見取り図・盛山晋太郎【写真:Getty Images】
「大音量の君が代を聞いたとき、ぶわっと涙が出てきました」。ほぼ毎週仲間の芸人たちと草サッカーに興じているサッカー大好き芸人・見取り図の盛山晋太郎は、FIFAワールドカップ2026の日本代表対チュニジア代表を、メキシコ・モンテレイで現地観戦した。海外開催のW杯を生で見るのは今回が初めて。しかも、アメリカでの仕事の合間を縫った0泊の弾丸日程だった。4得点の快勝、現地で感じた日本人気、街を包んだ“フェス感”。盛山が初めて体感した「世界の祭典」の魅力とは何だったのか。(取材・文:内藤秀明)[2/2ページ]
0泊の弾丸日程でも「ほんまに行けて良かった」

ファンフェスティバルに参加する大勢のサッカーファン【写真:Getty Images】
今回の観戦は、アメリカで別の仕事があった上で、アメリカからメキシコへの0泊の弾丸日程だった。試合後はそのままアメリカ経由で日本への帰路に就き、飛行機の遅延にも見舞われた。
「僕は0泊やったので、夜に飲みに行く時間はありませんでした。試合を観て、そのまま帰りました。そこからが地獄でしたね。飛行機がかなり遅延しました」
海外観戦には、費用やチケット、移動、言語、治安といった不安もある。盛山も渡航前には、現地の治安を心配していた。
「治安が悪いイメージはありましたけど、僕が滞在した範囲では全然問題なかったです。スタジアムだけでなく、街全体がフェスのようになっていました。開催国も威信をかけて守ってくれているんやと思います」
と語る。その後、盛山は改めて「ほんまに行けて良かった」と懐かしみながら呟いた。
「サッカーに興味がない人にも…」

チュニジア戦後のサッカー日本代表とサポーター【写真:Getty Images】
「サッカーに興味がない人にも、いやまだまだライトなファンこそお祭り気分で、旅行気分で、一度は行ってほしいですね。サッカーは競技人口が多くて、ワールドカップは世界中のみんなが騒ぐお祭りやと思います。やから俺みたいなライトなサッカーファンでも楽しめたんだと思います」
104試合に681万人が集まり、スタジアムの外に設けられたファンフェスティバルにも770万人以上が足を運んだ。盛山が語った体験は、ワールドカップが熱心なサッカーファンだけで成り立っているわけではないことを示している。

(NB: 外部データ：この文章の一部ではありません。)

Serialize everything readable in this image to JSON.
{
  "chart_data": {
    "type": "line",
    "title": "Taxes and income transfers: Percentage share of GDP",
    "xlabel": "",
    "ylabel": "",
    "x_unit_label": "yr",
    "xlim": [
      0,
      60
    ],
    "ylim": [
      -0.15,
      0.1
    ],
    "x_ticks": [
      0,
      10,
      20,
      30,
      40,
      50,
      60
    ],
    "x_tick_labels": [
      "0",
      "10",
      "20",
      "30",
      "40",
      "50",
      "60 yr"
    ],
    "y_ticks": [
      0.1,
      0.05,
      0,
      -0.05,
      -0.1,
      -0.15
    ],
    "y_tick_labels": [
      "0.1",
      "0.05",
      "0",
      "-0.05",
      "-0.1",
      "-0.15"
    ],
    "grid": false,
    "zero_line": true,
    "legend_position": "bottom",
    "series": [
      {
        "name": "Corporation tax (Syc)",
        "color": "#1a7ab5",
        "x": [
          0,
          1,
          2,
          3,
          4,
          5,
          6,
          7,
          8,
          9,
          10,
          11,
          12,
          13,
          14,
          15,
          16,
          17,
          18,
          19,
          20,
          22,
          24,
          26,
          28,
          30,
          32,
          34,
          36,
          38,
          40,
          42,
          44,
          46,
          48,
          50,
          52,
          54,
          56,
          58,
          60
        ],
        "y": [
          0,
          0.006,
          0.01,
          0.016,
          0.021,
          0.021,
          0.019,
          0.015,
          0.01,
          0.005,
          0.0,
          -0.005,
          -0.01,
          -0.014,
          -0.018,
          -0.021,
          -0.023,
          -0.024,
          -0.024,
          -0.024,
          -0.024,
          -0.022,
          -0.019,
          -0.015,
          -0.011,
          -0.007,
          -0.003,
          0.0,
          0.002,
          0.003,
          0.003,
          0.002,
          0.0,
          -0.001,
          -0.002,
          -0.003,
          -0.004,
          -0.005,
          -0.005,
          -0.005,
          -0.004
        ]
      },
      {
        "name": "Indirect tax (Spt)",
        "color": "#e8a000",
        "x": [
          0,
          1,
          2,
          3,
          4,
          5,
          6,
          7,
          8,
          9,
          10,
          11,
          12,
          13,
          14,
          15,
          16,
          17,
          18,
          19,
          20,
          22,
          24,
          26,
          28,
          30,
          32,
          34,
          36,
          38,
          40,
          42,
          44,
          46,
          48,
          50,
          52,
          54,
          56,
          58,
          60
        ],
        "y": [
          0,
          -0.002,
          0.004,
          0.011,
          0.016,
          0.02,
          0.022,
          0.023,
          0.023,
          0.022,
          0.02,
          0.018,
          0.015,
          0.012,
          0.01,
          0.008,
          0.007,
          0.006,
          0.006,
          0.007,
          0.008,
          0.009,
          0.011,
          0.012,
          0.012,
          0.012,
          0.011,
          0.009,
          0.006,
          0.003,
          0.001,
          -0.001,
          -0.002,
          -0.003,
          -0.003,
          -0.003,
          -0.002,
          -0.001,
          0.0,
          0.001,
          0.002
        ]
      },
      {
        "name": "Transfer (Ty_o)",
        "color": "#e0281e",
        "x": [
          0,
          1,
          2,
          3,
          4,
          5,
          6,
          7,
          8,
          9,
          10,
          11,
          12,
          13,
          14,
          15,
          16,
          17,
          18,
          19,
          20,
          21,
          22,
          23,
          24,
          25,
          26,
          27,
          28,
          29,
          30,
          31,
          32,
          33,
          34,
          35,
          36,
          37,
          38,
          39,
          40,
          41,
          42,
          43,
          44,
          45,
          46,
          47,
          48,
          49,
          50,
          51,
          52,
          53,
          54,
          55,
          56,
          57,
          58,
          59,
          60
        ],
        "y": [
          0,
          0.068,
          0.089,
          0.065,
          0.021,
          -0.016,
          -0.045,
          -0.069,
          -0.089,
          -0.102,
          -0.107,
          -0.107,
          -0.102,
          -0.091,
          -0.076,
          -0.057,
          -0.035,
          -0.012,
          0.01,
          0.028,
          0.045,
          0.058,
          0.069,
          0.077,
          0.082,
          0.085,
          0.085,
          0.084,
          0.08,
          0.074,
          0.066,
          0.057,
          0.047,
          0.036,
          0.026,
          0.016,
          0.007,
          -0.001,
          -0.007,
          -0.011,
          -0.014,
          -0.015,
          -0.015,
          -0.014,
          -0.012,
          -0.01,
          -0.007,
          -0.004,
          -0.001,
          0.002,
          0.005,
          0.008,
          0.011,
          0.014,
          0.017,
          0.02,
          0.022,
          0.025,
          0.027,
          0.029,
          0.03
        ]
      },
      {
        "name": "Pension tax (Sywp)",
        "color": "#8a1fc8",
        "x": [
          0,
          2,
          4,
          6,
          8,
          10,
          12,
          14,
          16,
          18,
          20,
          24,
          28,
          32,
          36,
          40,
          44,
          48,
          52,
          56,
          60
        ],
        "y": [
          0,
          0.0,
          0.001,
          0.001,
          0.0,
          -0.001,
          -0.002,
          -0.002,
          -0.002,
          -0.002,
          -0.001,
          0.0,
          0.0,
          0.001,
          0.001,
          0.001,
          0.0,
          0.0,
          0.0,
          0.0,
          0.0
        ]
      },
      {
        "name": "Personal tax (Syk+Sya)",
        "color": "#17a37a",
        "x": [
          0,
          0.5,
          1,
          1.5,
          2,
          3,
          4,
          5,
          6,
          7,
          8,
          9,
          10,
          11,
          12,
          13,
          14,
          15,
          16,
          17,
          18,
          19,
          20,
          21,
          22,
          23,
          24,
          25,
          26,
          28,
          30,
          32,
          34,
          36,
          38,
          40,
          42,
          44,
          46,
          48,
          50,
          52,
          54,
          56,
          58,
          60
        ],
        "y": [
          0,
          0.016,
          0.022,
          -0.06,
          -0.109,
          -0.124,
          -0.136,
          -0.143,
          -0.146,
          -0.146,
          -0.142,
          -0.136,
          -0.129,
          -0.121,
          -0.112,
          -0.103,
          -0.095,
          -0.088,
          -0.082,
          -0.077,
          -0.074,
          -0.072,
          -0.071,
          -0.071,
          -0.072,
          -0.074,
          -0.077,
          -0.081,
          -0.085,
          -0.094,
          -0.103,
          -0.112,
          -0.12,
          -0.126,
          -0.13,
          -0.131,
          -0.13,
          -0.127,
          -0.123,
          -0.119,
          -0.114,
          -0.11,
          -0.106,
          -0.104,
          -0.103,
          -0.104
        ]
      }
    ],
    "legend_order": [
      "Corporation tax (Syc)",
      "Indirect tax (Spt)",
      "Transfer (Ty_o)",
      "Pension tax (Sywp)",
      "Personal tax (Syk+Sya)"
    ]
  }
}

選手や戦術を知っていれば、試合をより深く理解できる。ただ、詳しくなければ楽しめない祭典ではない。知らない人と一緒に歌い、ゴールに喜び、その国の食事や文化に触れることも、ワールドカップの一部である。
「また4年後も行きたいな」
サッカーに詳しくなくても、まずは世界中の人々と同じ場所で盛り上がってみる。盛山がメキシコから持ち帰ったのは、その入り口が誰にでも開かれているという実感だった。